Both counties qualified for minority voter protections under the 1965 Voting Rights Act, due to higher populations of Native American voters and low voter turnout (judged as less than 50% of voting participation from the adult population of the county).
When the counties were grouped together in one senate district, Bone Shirt sued, claiming discrimination — and federal judges Charles Kornman and Karen Shreier agreed by enjoining against the state in 2002. A legal fight ensued, ending in 2005 with the court upholding the two separate senate districts.

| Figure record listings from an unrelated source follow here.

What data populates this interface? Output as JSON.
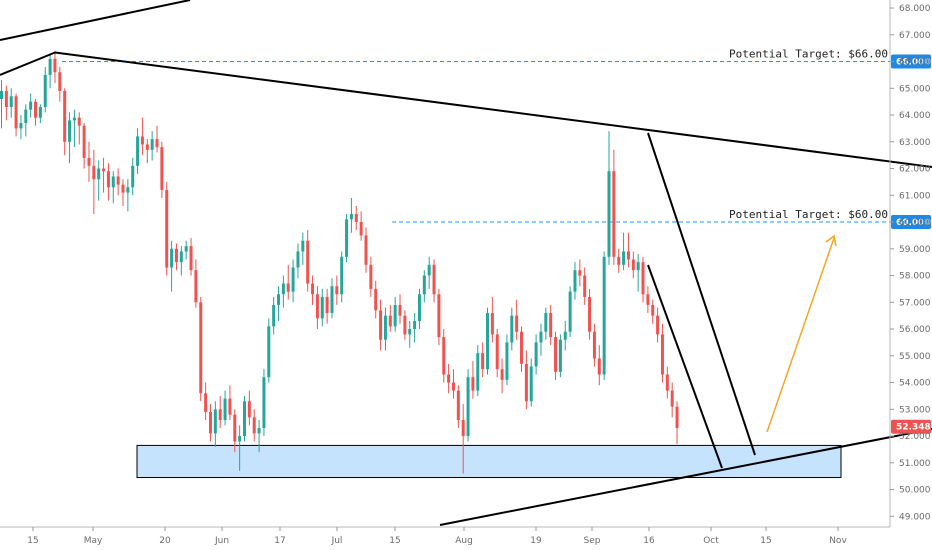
{
  "chart_data": {
    "type": "candlestick",
    "y_axis": {
      "min": 48.6,
      "max": 68.3,
      "ticks": [
        "49.000",
        "50.000",
        "51.000",
        "52.000",
        "53.000",
        "54.000",
        "55.000",
        "56.000",
        "57.000",
        "58.000",
        "59.000",
        "60.000",
        "61.000",
        "62.000",
        "63.000",
        "64.000",
        "65.000",
        "66.000",
        "67.000",
        "68.000"
      ],
      "position": "right"
    },
    "x_axis": {
      "labels": [
        "15",
        "May",
        "20",
        "Jun",
        "17",
        "Jul",
        "15",
        "Aug",
        "19",
        "Sep",
        "16",
        "Oct",
        "15",
        "Nov"
      ]
    },
    "last_price": {
      "value": 52.348,
      "label": "52.348",
      "color": "#ef5350"
    },
    "annotations": [
      {
        "text": "Potential Target: $66.00",
        "price": 66.0,
        "badge": "66.000"
      },
      {
        "text": "Potential Target: $60.00",
        "price": 60.0,
        "badge": "60.000"
      }
    ],
    "support_zone": {
      "low": 50.45,
      "high": 51.65
    },
    "colors": {
      "up": "#26a69a",
      "down": "#ef5350",
      "target_line": "#2196f3",
      "badge": "#1e88e5",
      "zone_fill": "#bbdefb",
      "trendline": "#000000",
      "projection_arrow": "#f5a623"
    },
    "candles": [
      [
        64.6,
        65.3,
        63.5,
        64.9
      ],
      [
        64.9,
        65.1,
        63.8,
        64.3
      ],
      [
        64.3,
        65.0,
        63.9,
        64.7
      ],
      [
        64.7,
        64.8,
        63.2,
        63.5
      ],
      [
        63.5,
        64.0,
        63.1,
        63.7
      ],
      [
        63.7,
        64.4,
        63.2,
        64.2
      ],
      [
        64.2,
        64.8,
        63.9,
        64.5
      ],
      [
        64.5,
        64.6,
        63.6,
        63.9
      ],
      [
        63.9,
        64.4,
        63.7,
        64.3
      ],
      [
        64.3,
        65.8,
        64.1,
        65.5
      ],
      [
        65.5,
        66.3,
        65.0,
        66.1
      ],
      [
        66.1,
        66.4,
        65.2,
        65.6
      ],
      [
        65.6,
        65.8,
        64.5,
        64.9
      ],
      [
        64.9,
        65.0,
        62.5,
        63.0
      ],
      [
        63.0,
        64.1,
        62.2,
        63.8
      ],
      [
        63.8,
        64.2,
        62.8,
        63.9
      ],
      [
        63.9,
        64.1,
        62.9,
        63.6
      ],
      [
        63.6,
        63.7,
        62.0,
        62.4
      ],
      [
        62.4,
        63.0,
        61.5,
        62.1
      ],
      [
        62.1,
        62.7,
        60.3,
        61.6
      ],
      [
        61.6,
        62.3,
        60.8,
        62.0
      ],
      [
        62.0,
        62.4,
        61.1,
        61.9
      ],
      [
        61.9,
        62.2,
        60.8,
        61.3
      ],
      [
        61.3,
        61.9,
        60.7,
        61.7
      ],
      [
        61.7,
        62.0,
        61.0,
        61.4
      ],
      [
        61.4,
        61.6,
        60.6,
        61.1
      ],
      [
        61.1,
        61.6,
        60.4,
        61.3
      ],
      [
        61.3,
        62.4,
        61.0,
        62.1
      ],
      [
        62.1,
        63.5,
        61.8,
        63.2
      ],
      [
        63.2,
        63.9,
        62.5,
        62.9
      ],
      [
        62.9,
        63.1,
        62.2,
        62.7
      ],
      [
        62.7,
        63.4,
        62.3,
        63.1
      ],
      [
        63.1,
        63.6,
        62.6,
        62.8
      ],
      [
        62.8,
        63.0,
        60.9,
        61.2
      ],
      [
        61.2,
        61.5,
        58.0,
        58.3
      ],
      [
        58.3,
        59.3,
        57.4,
        59.0
      ],
      [
        59.0,
        59.2,
        58.2,
        58.5
      ],
      [
        58.5,
        59.1,
        58.0,
        58.9
      ],
      [
        58.9,
        59.3,
        58.6,
        59.1
      ],
      [
        59.1,
        59.4,
        58.0,
        58.2
      ],
      [
        58.2,
        58.6,
        56.8,
        57.0
      ],
      [
        57.0,
        57.2,
        53.3,
        53.6
      ],
      [
        53.6,
        54.0,
        52.6,
        52.9
      ],
      [
        52.9,
        53.2,
        51.8,
        52.1
      ],
      [
        52.1,
        53.3,
        51.6,
        53.0
      ],
      [
        53.0,
        53.5,
        52.3,
        52.6
      ],
      [
        52.6,
        53.7,
        52.4,
        53.4
      ],
      [
        53.4,
        53.9,
        52.6,
        52.8
      ],
      [
        52.8,
        53.0,
        51.4,
        51.8
      ],
      [
        51.8,
        52.4,
        50.7,
        52.0
      ],
      [
        52.0,
        53.5,
        51.8,
        53.3
      ],
      [
        53.3,
        53.7,
        52.4,
        52.7
      ],
      [
        52.7,
        53.0,
        51.8,
        52.1
      ],
      [
        52.1,
        52.6,
        51.4,
        52.3
      ],
      [
        52.3,
        54.5,
        52.0,
        54.2
      ],
      [
        54.2,
        56.4,
        54.0,
        56.1
      ],
      [
        56.1,
        57.2,
        55.8,
        56.9
      ],
      [
        56.9,
        57.6,
        56.3,
        57.3
      ],
      [
        57.3,
        58.0,
        56.8,
        57.7
      ],
      [
        57.7,
        58.4,
        57.1,
        57.4
      ],
      [
        57.4,
        58.6,
        57.0,
        58.3
      ],
      [
        58.3,
        59.2,
        57.9,
        58.9
      ],
      [
        58.9,
        59.6,
        58.4,
        59.3
      ],
      [
        59.3,
        59.7,
        57.4,
        57.7
      ],
      [
        57.7,
        58.0,
        56.9,
        57.3
      ],
      [
        57.3,
        57.6,
        56.0,
        56.4
      ],
      [
        56.4,
        57.5,
        56.1,
        57.2
      ],
      [
        57.2,
        57.5,
        56.2,
        56.6
      ],
      [
        56.6,
        57.9,
        56.4,
        57.6
      ],
      [
        57.6,
        58.0,
        56.9,
        57.3
      ],
      [
        57.3,
        58.9,
        57.0,
        58.7
      ],
      [
        58.7,
        60.3,
        58.5,
        60.1
      ],
      [
        60.1,
        60.9,
        59.6,
        60.3
      ],
      [
        60.3,
        60.6,
        59.7,
        60.0
      ],
      [
        60.0,
        60.4,
        59.3,
        59.5
      ],
      [
        59.5,
        59.8,
        58.1,
        58.4
      ],
      [
        58.4,
        58.7,
        57.2,
        57.5
      ],
      [
        57.5,
        57.8,
        56.4,
        56.7
      ],
      [
        56.7,
        57.1,
        55.2,
        55.6
      ],
      [
        55.6,
        56.8,
        55.2,
        56.5
      ],
      [
        56.5,
        56.9,
        55.9,
        56.1
      ],
      [
        56.1,
        57.2,
        55.9,
        56.9
      ],
      [
        56.9,
        57.3,
        56.2,
        56.5
      ],
      [
        56.5,
        56.7,
        55.6,
        55.8
      ],
      [
        55.8,
        56.3,
        55.3,
        56.0
      ],
      [
        56.0,
        56.6,
        55.5,
        56.3
      ],
      [
        56.3,
        57.5,
        56.0,
        57.3
      ],
      [
        57.3,
        58.2,
        57.0,
        58.0
      ],
      [
        58.0,
        58.7,
        57.5,
        58.4
      ],
      [
        58.4,
        58.6,
        57.0,
        57.3
      ],
      [
        57.3,
        57.5,
        55.4,
        55.7
      ],
      [
        55.7,
        56.0,
        54.0,
        54.3
      ],
      [
        54.3,
        54.7,
        53.6,
        54.0
      ],
      [
        54.0,
        54.5,
        53.4,
        53.7
      ],
      [
        53.7,
        53.9,
        52.3,
        52.6
      ],
      [
        52.6,
        53.2,
        50.6,
        52.0
      ],
      [
        52.0,
        54.5,
        51.8,
        54.2
      ],
      [
        54.2,
        54.8,
        53.4,
        53.7
      ],
      [
        53.7,
        55.4,
        53.5,
        55.1
      ],
      [
        55.1,
        55.5,
        54.2,
        54.5
      ],
      [
        54.5,
        56.8,
        54.3,
        56.6
      ],
      [
        56.6,
        57.2,
        55.5,
        55.8
      ],
      [
        55.8,
        56.0,
        54.2,
        54.5
      ],
      [
        54.5,
        54.9,
        53.6,
        54.1
      ],
      [
        54.1,
        55.8,
        53.9,
        55.5
      ],
      [
        55.5,
        56.8,
        55.2,
        56.5
      ],
      [
        56.5,
        57.1,
        55.6,
        55.9
      ],
      [
        55.9,
        56.1,
        54.4,
        54.7
      ],
      [
        54.7,
        55.2,
        53.0,
        53.3
      ],
      [
        53.3,
        54.9,
        53.1,
        54.6
      ],
      [
        54.6,
        55.8,
        54.3,
        55.5
      ],
      [
        55.5,
        56.2,
        55.0,
        55.9
      ],
      [
        55.9,
        56.8,
        55.6,
        56.6
      ],
      [
        56.6,
        56.9,
        55.4,
        55.7
      ],
      [
        55.7,
        55.9,
        54.1,
        54.4
      ],
      [
        54.4,
        55.8,
        54.2,
        55.6
      ],
      [
        55.6,
        56.3,
        55.2,
        55.9
      ],
      [
        55.9,
        57.6,
        55.7,
        57.4
      ],
      [
        57.4,
        58.5,
        57.1,
        58.2
      ],
      [
        58.2,
        58.6,
        57.6,
        58.0
      ],
      [
        58.0,
        58.3,
        56.9,
        57.2
      ],
      [
        57.2,
        57.5,
        55.6,
        55.9
      ],
      [
        55.9,
        56.2,
        54.6,
        54.9
      ],
      [
        54.9,
        55.4,
        53.9,
        54.3
      ],
      [
        54.3,
        58.9,
        54.1,
        58.7
      ],
      [
        58.7,
        63.4,
        58.4,
        61.9
      ],
      [
        61.9,
        62.7,
        58.4,
        58.7
      ],
      [
        58.7,
        59.0,
        58.1,
        58.4
      ],
      [
        58.4,
        59.6,
        58.2,
        58.9
      ],
      [
        58.9,
        59.6,
        58.3,
        58.6
      ],
      [
        58.6,
        58.9,
        57.9,
        58.2
      ],
      [
        58.2,
        58.8,
        57.4,
        58.5
      ],
      [
        58.5,
        58.7,
        57.0,
        57.3
      ],
      [
        57.3,
        57.6,
        56.6,
        56.9
      ],
      [
        56.9,
        57.1,
        56.2,
        56.5
      ],
      [
        56.5,
        56.8,
        55.5,
        55.8
      ],
      [
        55.8,
        56.2,
        54.0,
        54.3
      ],
      [
        54.3,
        54.6,
        53.4,
        53.7
      ],
      [
        53.7,
        54.0,
        52.7,
        53.1
      ],
      [
        53.1,
        53.3,
        51.7,
        52.3
      ]
    ],
    "trendlines": [
      {
        "name": "upper-trendline",
        "from": [
          55,
          52.5
        ],
        "to": [
          932,
          167
        ]
      },
      {
        "name": "lower-trendline",
        "from": [
          440,
          525
        ],
        "to": [
          932,
          429
        ]
      },
      {
        "name": "left-trendline",
        "from": [
          0,
          75
        ],
        "to": [
          55,
          52.5
        ]
      },
      {
        "name": "left-upper-trendline",
        "from": [
          0,
          40
        ],
        "to": [
          190,
          0
        ]
      }
    ]
  }
}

An appeals court upheld Judge Schreier's ruling in 2008.
"Suffice to say, what happened was the committee had planned several meetings on Native American reservations, [but] they were not well-publicized and not well-attended," said Frame.
While civil rights protections in the nation's voting laws tends to revolve around questions of race, particularly with historic disenfranchisement of African Americans in the U.S. South, Frame told lawmakers that South Dakota is in a "unique" position due to high Native American population, who is protected under the 1965 law.
At one point on Tuesday, Rep. Liz May, a Kyle Republican, probed the parameters of minority protections by seemingly conflating racial subcategories within the nation's voting rights laws with "economic" minorities, even employment numbers.
"So I'm just curious," asked May, "We know agriculture is the number-one industry. Since they are a minority [in terms of workers], but they are the number one industry, are they considered a minority?"
Frame responded that this isn't typically how the U.S. has understood minority rights within the context of voting rights laws, noting, "generally, most of these court cases refers to a racial or ethnic status versus someone's occupation or economic status as being a minority."
The committee will hold meetings on October 11-13. It's unclear where the locations of the meetings will be held. At a March meeting, Sen. Troy Heinert, a Mission Democrat from the Rosebud Indian Reservation, inquired whether meetings in Mobridge and Watertown — meant to be conducive to tribal populations on Standing Rock and Lake Traverse reservations — would aptly convenience Native voters.
South Dakota legislative officials say they anticipate receiving more detailed Census data earlier than anticipated — now in mid-August — from the U.S. Census Bureau, following a lawsuit filed by Ohio.